Так жаловался этот подданный крестоносцев, говоря то ли с самим собой, то ли с Юрандом. А тем временем они миновали пустошь, покрытую заснеженными глыбами известняка, и вступили в лес, который в предутреннем свете казался седым. Из лесу потянуло на них холодом и пронизывающей сыростью. Уже совсем рассвело. Если бы не встал день, Юранду трудно было бы пробираться по узкой лесной дорожке, тянувшейся по косогору, на которой его рослый боевой конь местами едва протискивался между деревьями. Но лес вскоре кончился, и спустя немного времени старый рыцарь поднялся со своим провожатым на вершину белого холма, по которому бежала проезжая дорога.

— А вот и дорога! — сказал мужик. — Теперь вы, пан, сами доберетесь.

— Доберусь, — ответил Юранд. — Возвращайся домой Он сунул руку в кожаный кошель, притороченный спереди к седлу, достал из него серебряную монету и подал провожатому. Крестьянин, привыкший получать от местных крестоносцев не подарки, а палки, глазам своим не верил; схватив монету, он прижался головой к стремени и обнял его руками.

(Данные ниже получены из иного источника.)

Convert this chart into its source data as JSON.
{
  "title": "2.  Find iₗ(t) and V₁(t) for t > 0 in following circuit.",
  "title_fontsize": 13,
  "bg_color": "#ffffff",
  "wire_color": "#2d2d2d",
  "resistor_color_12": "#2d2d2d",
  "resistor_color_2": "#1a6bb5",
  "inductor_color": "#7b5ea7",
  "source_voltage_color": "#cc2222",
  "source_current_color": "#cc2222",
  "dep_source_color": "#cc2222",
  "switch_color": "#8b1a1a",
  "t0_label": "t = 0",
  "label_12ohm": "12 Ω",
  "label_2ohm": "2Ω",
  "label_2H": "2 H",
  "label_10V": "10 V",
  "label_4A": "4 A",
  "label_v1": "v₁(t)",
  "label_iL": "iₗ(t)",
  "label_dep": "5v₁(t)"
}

— Господи Иисусе! — воскликнул он. — Да вознаградит вас бог, вельможный пан!

— Оставайся с богом.

— Храни вас бог. Щитно перед вами.

С этими словами он еще раз склонился к стремени и исчез. Юранд остался один на холме и смотрел в указанном крестьянином направлении на серую и влажную пелену тумана, которая заслонила от него мир. За этой пеленой таился зловещий замок, куда вели его неволя и злая судьба. Близко, уже близко! А там, что ж, чему быть, того не минуешь… При этой мысли в сердце Юранда, наряду со страхом и тревогой за Данусю, наряду с готовностью вырвать ее из вражеских рук, пусть даже ценой собственной крови, родилось новое, невыразимо горькое и незнакомое ему доселе чувство уничижения. Вот он, Юранд, при одном имени которого трепетали пограничные комтуры, по их повелению едет сейчас к ним с повинной головой. Он, который столько их победил и унизил, почувствовал себя сейчас побежденным и униженным. Нет, они не победили его в открытом бою, не одолели храбростью и рыцарской силой, и все же он чувствовал себя побежденным. Это было нечто неслыханное, ему казалось, что все кругом рушится. Он ехал для того, чтобы смириться перед крестоносцами, он, который, не будь Дануси, предпочел бы один сразиться со всей крестоносной ратью. Разве не случалось, что рыцарь, который должен был сделать выбор между позором и смертью, бросался на целое войско? А он чувствовал, что и его ждет, быть может, позор, и при мысли об этом готов был выть от боли, как воет волк, почувствовав в своем теле стрелу.

Но это был человек, у которого не только тело, но и воля была железная, он мог сломить упорство других, но мог переломить и себя.

«Я не тронусь с места, — сказал он себе, — пока не укрощу свой гнев, ибо не спасти, а только погубить могу я в гневе свое дитя».

И он как бы схватился врукопашную со своим гордым сердцем, со своей яростью и жаждой боя. Если бы кто-нибудь увидел его на этом холме, в доспехах, недвижного, верхом на рослом коне, он решил бы, что это отлитый из железа великан, и никак не подумал бы, что этот недвижный рыцарь ведет в эту минуту самый тяжкий бой из всех, какие ему приходилось вести в своей жизни. Он боролся с собой до тех пор, пока не одолел себя и не почувствовал, что сила воли ему не изменит.